Musical Activities for Toddlers and Preschoolers

Toddlers and preschoolers respond well to activities that allow them to experience the music and touch items to make a sound. At this level, it is less important that they learn theoretical concepts, and more important that they develop a healthy sense of experimentation for music. Activities that allow the child to touch materials that create sound will help them learn about music.


Rhythm activities help a child to learn about rhythm. Let him experiment with a hand drum and discover on his own how hitting the drum in different places creates different sounds. Once the experimentation is over, play a simple rhythm with just two notes. Let the child repeat the rhythm back to you and then add on an additional note to the rhythm. The rhythms don't have to be exact, but you should continually try and increase the complexity of the rhythm until the child can't play it back.


Listening exercises are useful for a child to develop his sense of pitch. Start by playing a note on the piano and ask if the note sounds high or low. Then play another pitch and ask if the note was higher or lower than the first pitch. Continue to bring the pitches closer together and have the child identify where each pitch falls in relation to the previous pitch. You can also ask the children to sing a note that is lower or higher than the pitch you played. Make sure to play the pitch within the child's range of singing.

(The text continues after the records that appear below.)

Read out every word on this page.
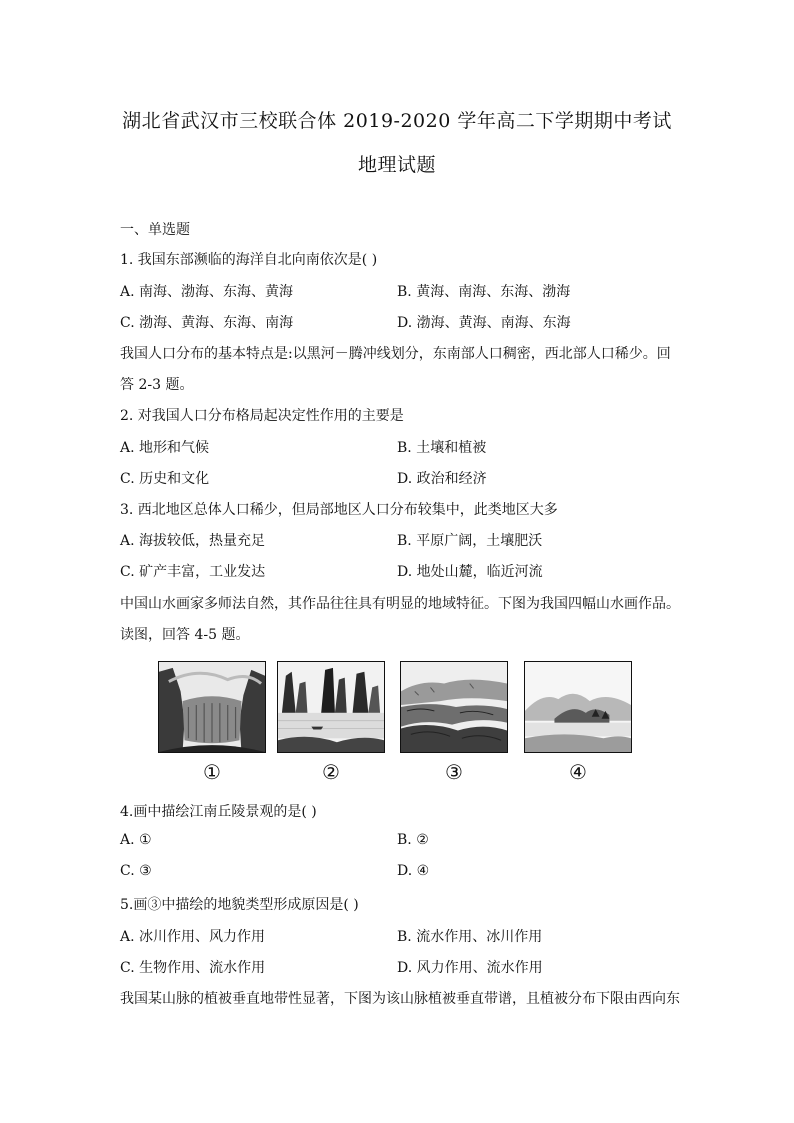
湖北省武汉市三校联合体 2019-2020 学年高二下学期期中考试
地理试题
一、单选题
1. 我国东部濒临的海洋自北向南依次是( )
A. 南海、渤海、东海、黄海	B. 黄海、南海、东海、渤海
C. 渤海、黄海、东海、南海	D. 渤海、黄海、南海、东海
我国人口分布的基本特点是:以黑河－腾冲线划分，东南部人口稠密，西北部人口稀少。回
答 2-3 题。
2. 对我国人口分布格局起决定性作用的主要是
A. 地形和气候	B. 土壤和植被
C. 历史和文化	D. 政治和经济
3. 西北地区总体人口稀少，但局部地区人口分布较集中，此类地区大多
A. 海拔较低，热量充足	B. 平原广阔，土壤肥沃
C. 矿产丰富，工业发达	D. 地处山麓，临近河流
中国山水画家多师法自然，其作品往往具有明显的地域特征。下图为我国四幅山水画作品。
读图，回答 4-5 题。
①	②	③	④
4.画中描绘江南丘陵景观的是( )
A. ①	B. ②
C. ③	D. ④
5.画③中描绘的地貌类型形成原因是( )
A. 冰川作用、风力作用	B. 流水作用、冰川作用
C. 生物作用、流水作用	D. 风力作用、流水作用
我国某山脉的植被垂直地带性显著，下图为该山脉植被垂直带谱，且植被分布下限由西向东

Singing along with a child is a great way to develop a sense of pitch and improve his memory. Choose songs that the child may already be familiar with. "Are You Sleeping" is a good song that most children either know or can learn quickly. Pick songs that are repetitive in nature and allow the child the opportunity to sing without having to worry too much about complex notes. To do this, choose songs that move by step, and avoid large leaps or skips.


Movement is an essential part of teaching children music. Play a familiar song with a steady beat, such as "Mary Had a Little Lamb." Walk around the room with your left foot hitting the floor on the first beat and the right foot hitting the floor on the second beat. Ask the child to mimic your movements so you can help her to learn about the beat in music. With practice, she will be able to sense the beat on her own.